Causa perda de olfato

Na infecção por coronavírus, é muito comum que lesões nos nervos e bulbos olfatórios levem à perda de olfato (anosmia). Em um estudo europeu de 2020, em 87% dos pacientes a anosmia foi um dos sintomas mais comuns da doença.

Embora a incidência de casos permanentes seja muito menor (cerca de 5%), a infecção viral é capaz de levar à perda de olfato permanente. Porém, em alguns casos, existe tratamento para a recuperação.

Aumenta chances de AVC 

A COVID-19 ainda está ligada a um aumento na formação de coágulos em artérias, podendo levar ao Acidente Vascular Cerebral (AVC). Estudos internacionais, principalmente nos Estados Unidos, identificaram que muitos pacientes jovens com Covid-19 também foram diagnosticados com AVC.

Altera a conectividade cerebral

Um estudo realizado pela Universidade Estadual de Campinas (Unicamp) sugere que a COVID-19 pode alterar o padrão de conectividade funcional do cérebro, mesmo nos casos leves. As conclusões são baseadas em exames de ressonância magnética funcional (com sequência de repouso) feitos em 86 voluntários que já haviam se curado da infecção há pelo menos dois meses.

No cérebro normal, determinadas áreas estão sincronizadas durante uma atividade, enquanto outras estão em repouso. Já no caso desses indivíduos que tiveram a COVID-19, segundo a pesquisadora Clarissa Yasuda, professora da Faculdade de Ciências Médicas (FCM-Unicamp), foi notada uma perda severa da especificidade das redes cerebrais, ou seja, “tudo fica conectado ao mesmo tempo” e isso, segundo a professora, provavelmente leva o cérebro a gastar mais energia e trabalhar de forma menos eficiente.
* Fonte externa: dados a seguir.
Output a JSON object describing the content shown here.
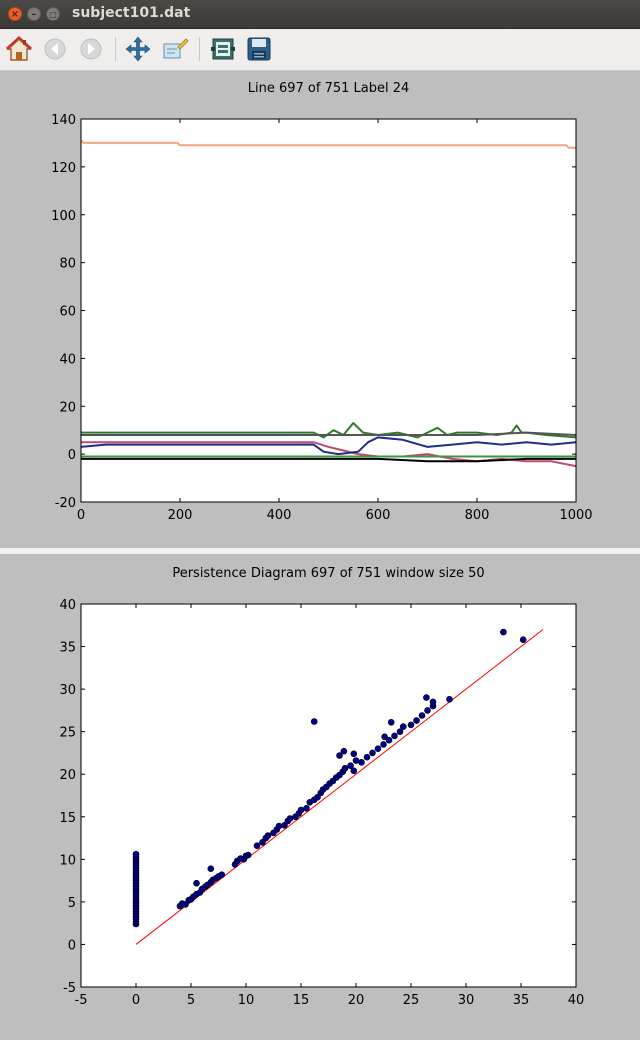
{
  "window": {
    "title": "subject101.dat"
  },
  "toolbar": {
    "icons": [
      "home-icon",
      "back-icon",
      "forward-icon",
      "pan-icon",
      "zoom-icon",
      "configure-subplots-icon",
      "save-icon"
    ]
  },
  "chart_data": [
    {
      "type": "line",
      "title": "Line 697 of 751 Label 24",
      "xlabel": "",
      "ylabel": "",
      "xlim": [
        0,
        1000
      ],
      "ylim": [
        -20,
        140
      ],
      "xticks": [
        0,
        200,
        400,
        600,
        800,
        1000
      ],
      "yticks": [
        -20,
        0,
        20,
        40,
        60,
        80,
        100,
        120,
        140
      ],
      "grid": false,
      "series": [
        {
          "color": "#f4a582",
          "x": [
            0,
            5,
            195,
            200,
            980,
            985,
            1000
          ],
          "y": [
            131,
            130,
            130,
            129,
            129,
            128,
            128
          ]
        },
        {
          "color": "#2d7a2d",
          "x": [
            0,
            100,
            200,
            300,
            400,
            470,
            490,
            510,
            530,
            550,
            570,
            600,
            640,
            680,
            700,
            720,
            740,
            760,
            800,
            840,
            870,
            880,
            890,
            900,
            940,
            1000
          ],
          "y": [
            9,
            9,
            9,
            9,
            9,
            9,
            7,
            10,
            8,
            13,
            9,
            8,
            9,
            7,
            9,
            11,
            8,
            9,
            9,
            8,
            9,
            12,
            9,
            9,
            8,
            7
          ]
        },
        {
          "color": "#555555",
          "x": [
            0,
            200,
            400,
            500,
            600,
            700,
            800,
            900,
            1000
          ],
          "y": [
            8,
            8,
            8,
            8,
            8,
            8,
            8,
            9,
            8
          ]
        },
        {
          "color": "#c24a6f",
          "x": [
            0,
            100,
            200,
            300,
            400,
            470,
            500,
            560,
            600,
            650,
            700,
            750,
            800,
            850,
            900,
            950,
            1000
          ],
          "y": [
            5,
            5,
            5,
            5,
            5,
            5,
            3,
            0,
            -1,
            -1,
            0,
            -2,
            -3,
            -2,
            -3,
            -3,
            -5
          ]
        },
        {
          "color": "#1f2e8a",
          "x": [
            0,
            50,
            100,
            200,
            300,
            400,
            470,
            490,
            520,
            560,
            580,
            600,
            650,
            700,
            750,
            800,
            850,
            900,
            950,
            1000
          ],
          "y": [
            3,
            4,
            4,
            4,
            4,
            4,
            4,
            1,
            0,
            1,
            5,
            7,
            6,
            3,
            4,
            5,
            4,
            5,
            4,
            5
          ]
        },
        {
          "color": "#3a9a3a",
          "x": [
            0,
            200,
            400,
            600,
            800,
            1000
          ],
          "y": [
            -1,
            -1,
            -1,
            -1,
            -1,
            -1
          ]
        },
        {
          "color": "#000000",
          "x": [
            0,
            200,
            400,
            500,
            600,
            700,
            800,
            900,
            1000
          ],
          "y": [
            -2,
            -2,
            -2,
            -2,
            -2,
            -3,
            -3,
            -2,
            -2
          ]
        }
      ]
    },
    {
      "type": "scatter",
      "title": "Persistence Diagram 697 of 751 window size 50",
      "xlabel": "",
      "ylabel": "",
      "xlim": [
        -5,
        40
      ],
      "ylim": [
        -5,
        40
      ],
      "xticks": [
        -5,
        0,
        5,
        10,
        15,
        20,
        25,
        30,
        35,
        40
      ],
      "yticks": [
        -5,
        0,
        5,
        10,
        15,
        20,
        25,
        30,
        35,
        40
      ],
      "grid": false,
      "diagonal": {
        "color": "#ff0000",
        "from": [
          0,
          0
        ],
        "to": [
          37,
          37
        ]
      },
      "point_color": "#00008b",
      "points": [
        [
          0,
          2.4
        ],
        [
          0,
          2.7
        ],
        [
          0,
          3.0
        ],
        [
          0,
          3.3
        ],
        [
          0,
          3.6
        ],
        [
          0,
          3.9
        ],
        [
          0,
          4.2
        ],
        [
          0,
          4.5
        ],
        [
          0,
          4.8
        ],
        [
          0,
          5.1
        ],
        [
          0,
          5.4
        ],
        [
          0,
          5.7
        ],
        [
          0,
          6.0
        ],
        [
          0,
          6.3
        ],
        [
          0,
          6.6
        ],
        [
          0,
          6.9
        ],
        [
          0,
          7.2
        ],
        [
          0,
          7.5
        ],
        [
          0,
          7.8
        ],
        [
          0,
          8.1
        ],
        [
          0,
          8.4
        ],
        [
          0,
          8.7
        ],
        [
          0,
          9.0
        ],
        [
          0,
          9.3
        ],
        [
          0,
          9.6
        ],
        [
          0,
          9.9
        ],
        [
          0,
          10.2
        ],
        [
          0,
          10.6
        ],
        [
          4,
          4.5
        ],
        [
          4.2,
          4.8
        ],
        [
          4.5,
          4.7
        ],
        [
          4.8,
          5.2
        ],
        [
          5,
          5.3
        ],
        [
          5.2,
          5.6
        ],
        [
          5.5,
          5.9
        ],
        [
          5.8,
          6.1
        ],
        [
          6,
          6.5
        ],
        [
          6.3,
          6.8
        ],
        [
          6.5,
          7.0
        ],
        [
          6.8,
          7.3
        ],
        [
          7,
          7.6
        ],
        [
          7.3,
          7.8
        ],
        [
          7.5,
          8.0
        ],
        [
          7.8,
          8.2
        ],
        [
          6.8,
          8.9
        ],
        [
          5.5,
          7.2
        ],
        [
          9,
          9.4
        ],
        [
          9.2,
          9.8
        ],
        [
          9.5,
          10.1
        ],
        [
          9.8,
          10.0
        ],
        [
          10,
          10.4
        ],
        [
          10.2,
          10.5
        ],
        [
          11,
          11.6
        ],
        [
          11.5,
          12.0
        ],
        [
          11.8,
          12.5
        ],
        [
          12,
          12.8
        ],
        [
          12.5,
          13.1
        ],
        [
          12.8,
          13.5
        ],
        [
          13,
          13.9
        ],
        [
          13.5,
          14.0
        ],
        [
          13.8,
          14.5
        ],
        [
          14,
          14.8
        ],
        [
          14.5,
          15.0
        ],
        [
          14.8,
          15.4
        ],
        [
          15,
          15.8
        ],
        [
          15.5,
          16.0
        ],
        [
          15.8,
          16.7
        ],
        [
          16.2,
          17.0
        ],
        [
          16.5,
          17.3
        ],
        [
          16.8,
          17.8
        ],
        [
          17,
          18.2
        ],
        [
          17.3,
          18.5
        ],
        [
          17.6,
          18.9
        ],
        [
          17.9,
          19.2
        ],
        [
          18.2,
          19.6
        ],
        [
          18.5,
          19.9
        ],
        [
          18.8,
          20.3
        ],
        [
          19,
          20.7
        ],
        [
          19.5,
          21.0
        ],
        [
          19.8,
          20.4
        ],
        [
          20,
          21.6
        ],
        [
          18.5,
          22.2
        ],
        [
          18.9,
          22.7
        ],
        [
          19.8,
          22.4
        ],
        [
          16.2,
          26.2
        ],
        [
          20.5,
          21.4
        ],
        [
          21,
          22.0
        ],
        [
          21.5,
          22.5
        ],
        [
          22,
          23.0
        ],
        [
          22.5,
          23.5
        ],
        [
          23,
          24.0
        ],
        [
          23.5,
          24.5
        ],
        [
          24,
          25.0
        ],
        [
          22.6,
          24.4
        ],
        [
          23.2,
          26.1
        ],
        [
          24.3,
          25.6
        ],
        [
          25,
          25.8
        ],
        [
          25.5,
          26.3
        ],
        [
          26,
          26.9
        ],
        [
          26.5,
          27.5
        ],
        [
          27,
          28.0
        ],
        [
          28.5,
          28.8
        ],
        [
          26.4,
          29.0
        ],
        [
          27.0,
          28.5
        ],
        [
          33.4,
          36.7
        ],
        [
          35.2,
          35.8
        ]
      ]
    }
  ]
}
COVID-19 pode alterar estruturas do cérebro

O córtex é a região do cérebro responsável por funções complexas como memória, atenção, consciência e linguagem. No estudo conduzido pela Unicamp, exames de imagem revelaram que algumas regiões do córtex dos voluntários tinham espessura menor do que a média observada nos controles – entre elas áreas relacionadas com a ansiedade.

Após seis meses, 642 participantes do estudo relataram sofrer com os sintomas tardios da doença, como fadiga/cansaço (59,5%), sonolência diurna (36,3%), alterações de memória (54,2%), dificuldade de concentração (47%) e para realizar as atividades diárias (23,5%). Além disso, 41,9% relataram sintomas de ansiedade.

Outras regiões do cérebro, segundo o estudo, apresentavam aumento de tamanho, o que pode estar relacionado com o inchaço decorrente da infecção.

Novo coronavírus infecta células do tecido cerebral

Outro estudo comprovou que o vírus SARS-CoV-2 é capaz de infectar células do tecido cerebral tendo como principal alvo os astrócitos, células mais abundantes do sistema nervoso central que desempenham funções variadas, como oferecer sustentação e nutrientes para os neurônios e regular a concentração de neurotransmissões e de outras substâncias com potencial de interferir no funcionamento neuronal, como o potássio.

Portanto, além da perda do olfato, os pacientes podem sentir principalmente dores de cabeça crônica, sensação de fadiga no corpo, tontura, fraqueza generalizada e até mesmo ansiedade e depressão. A infecção por SARS-CoV-2 já demonstrou que estes são sintomas de longo prazo, mesmo após a resolução do quadro respiratório. Por enquanto, estudos apontam que são condições passageiras, mas que merecem atenção do paciente e acompanhamento médico.

Sem dúvida, a COVID-19 vem desafiando a ciência e esses estudos mostram que devemos dar uma atenção ao impacto da doença nas funções cerebrais.